Notice, we are not asking “what” is it all about. So, as we are heading into election week, what if it is not all about America, COVID-19, climate change or the global economy? In my book, polarizing politics and frenzied Facebook posts are not necessarily addressing that most important WHO question. This came home to me while reading two recent October devotions in the book, Songs in the Night, and one of the best and one of the worst kings of Judah got into my head and wouldn’t leave.
Please allow me to briefly bring our esteemed pastor into the discussion, in order to remove the pained or puzzled look from our faces. Some years back he pointed out a vital hallmark of Hebrew Scripture, namely that it is ultimately always about God, not the players on the shifting world stage. The story of Noah served as the perfect illustration. Say the name and you automatically think of the ark, the animals, and the flood. From the classic Hebrew perspective, the story is about God’s broken heart over the ruin of His beloved creation, terminally infested with the violence spawned by rebellion.
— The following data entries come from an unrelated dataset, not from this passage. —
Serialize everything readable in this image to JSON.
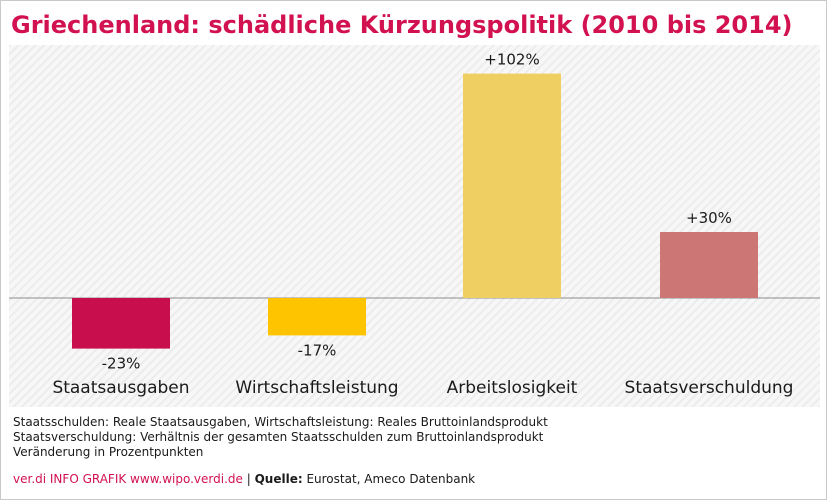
{
  "title": "Griechenland: schädliche Kürzungspolitik (2010 bis 2014)",
  "chart_data": {
    "type": "bar",
    "categories": [
      "Staatsausgaben",
      "Wirtschaftsleistung",
      "Arbeitslosigkeit",
      "Staatsverschuldung"
    ],
    "values": [
      -23,
      -17,
      102,
      30
    ],
    "value_labels": [
      "-23%",
      "-17%",
      "+102%",
      "+30%"
    ],
    "colors": [
      "#c80e4c",
      "#fec400",
      "#f0cf62",
      "#cd7676"
    ],
    "ylim": [
      -40,
      115
    ],
    "grid": false
  },
  "notes": [
    "Staatsschulden: Reale Staatsausgaben, Wirtschaftsleistung: Reales Bruttoinlandsprodukt",
    "Staatsverschuldung: Verhältnis der gesamten Staatsschulden zum Bruttoinlandsprodukt",
    "Veränderung in Prozentpunkten"
  ],
  "footer": {
    "brand": "ver.di INFO GRAFIK www.wipo.verdi.de",
    "separator": " | ",
    "source_label": "Quelle:",
    "source": " Eurostat, Ameco Datenbank"
  }
}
2 Kings 18:5-6 states this: “Hezekiah trusted in the LORD, the God of Israel. There was no one like him among all the kings of Judah, either before him or after him. He held fast to the LORD and did not cease to follow Him; he kept the commands the LORD had given Moses.” Early in his reign the radical reformer smashed a historical “monument” that had become a snare to his people. It concerned Nehushtan, the bronze snake that Moses had cast and set on a pole, as God’s healing prescription recorded in Numbers 21:8-9. Hundreds of years later, it had become an idol that was worshiped. Hezekiah hated that people loved burning incense to it, and ordered Nehushtan’s destruction. Ironically, that name meant “a mere piece of bronze.”
After Hezekiah had fallen mortally ill and begged God to heal him, Isaiah returned to the palace to confirm His change of mind in the matter. After his recovery, two significant events took place. Babylon sent envoys to congratulate the king, and much to the prophet’s dismay, he had shown the spies his treasure house. That meant easy pickings when their invasion took place and they knew where to look for the loot. Hezekiah also fathered sons and his oldest, Manasseh, became the longest ruling king – 55 years – over Judah. He threw out all his father’s reforms; vigorously promoted Baal worship; dealt with mediums and wizards, and burned his son as an offering. Manasseh seduced the nation “to do more evil than the nations had done whom the LORD destroyed before the people of Israel” (2 Kings 20:1-21:9). Eventually, the fed-up Assyrian king had Manasseh brought to Babylon and jailed him. There he humbled himself, confessed his sins, and received God’s pardon. Returned to Jerusalem, he excelled as king and reformer, as modeled by his illustrious father (2 Chronicles 33:13).
WHO then is this all about? GOD, naturally, our most trusted and beloved Sovereign! “Of the increase of His government and peace there will be no end” (Isaiah 9:7).